Arcelormittal vient de poser au Kirchberg la première pierre de son nouveau siège, ou plutôt d’en serrer symboliquement les premiers boulons. De l’Arbed elle-même ne subsistent aujourd’hui que deux lettres, mais aussi des souvenirs et des vestiges monumentaux, comme les friches industrielles ou le “château” de l’avenue de la Liberté, siège social majestueux qui devait laisser une impression de force et d’opulence. Aujourd’hui occupé par la Spuerkeess, l’ancien quartier général reste le marqueur d’une épopée industrielle unique. Mais c’est avant tout dans les mines et les usines que la pièce s’est jouée. Les Terres rouges, au sud du pays, ont tenu un rôle essentiel, mais elles ne constituent pas le seul théâtre de l’épopée sidérurgique du pays.

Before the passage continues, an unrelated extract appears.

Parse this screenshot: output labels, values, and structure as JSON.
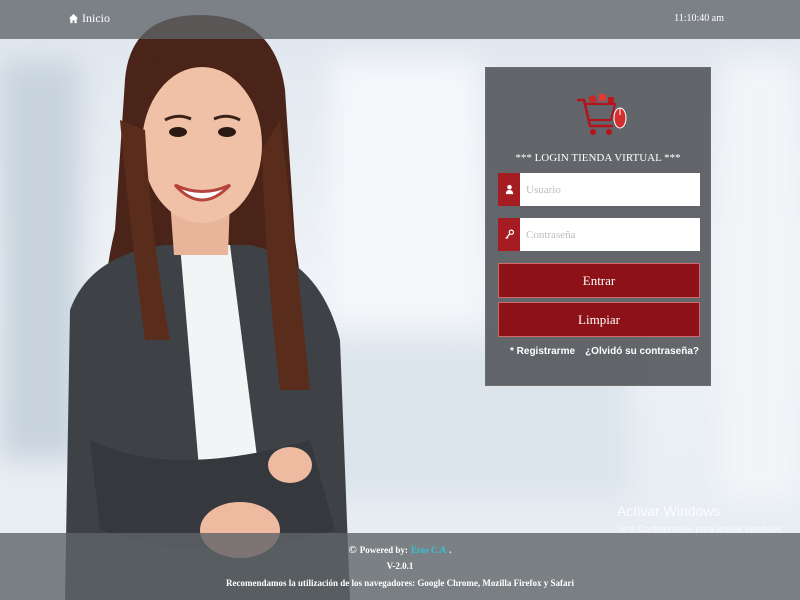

Cinq kilomètres de documents

Quand, en 2009, les Archives nationales héritent d’une partie des archives de l’Arbed, Josée Krips (directrice) et Charles Barthel (historien et conseiller scientifique) se disent qu’il serait bien d’exploiter ce fonds et d’en faire profiter le public. Nul engagement formel n’a été pris en ce sens, mais l’appétit des historiens grandit avec la dégustation de ce lot unique: le legs représente pas moins de 5 km de documents mis bout à bout. Ce sera le lancement de la collection “Terres rouges – Histoire de la sidérurgie luxembourgeoise”. Avec une telle source, il y a matière à structurer, à rédiger. Pas moins de 7 ouvrages sont déjà parus, dont le dernier, qui évoque “Les forges du Bassin minier luxembourgeois sous le signe de la concentration dans l’industrie lourde en Allemagne wilhelmienne 1903/04-1911/12 (deuxième partie) et L’émergence de l’Arbed (1904/05 – 1913).” Un huitième livre est déjà en préparation.

L’historien Charles Barthel

À l’heure où on parle de “niches de souveraineté” pour expliquer et justifier l’assise de l’industrie financière, il est troublant de voir comment la principale industrie du pays s’est structurée un siècle plus tôt sur des principes de patriotisme économique. Les mécanismes sont différents, l’essence sémantique et affective pas tellement éloignée.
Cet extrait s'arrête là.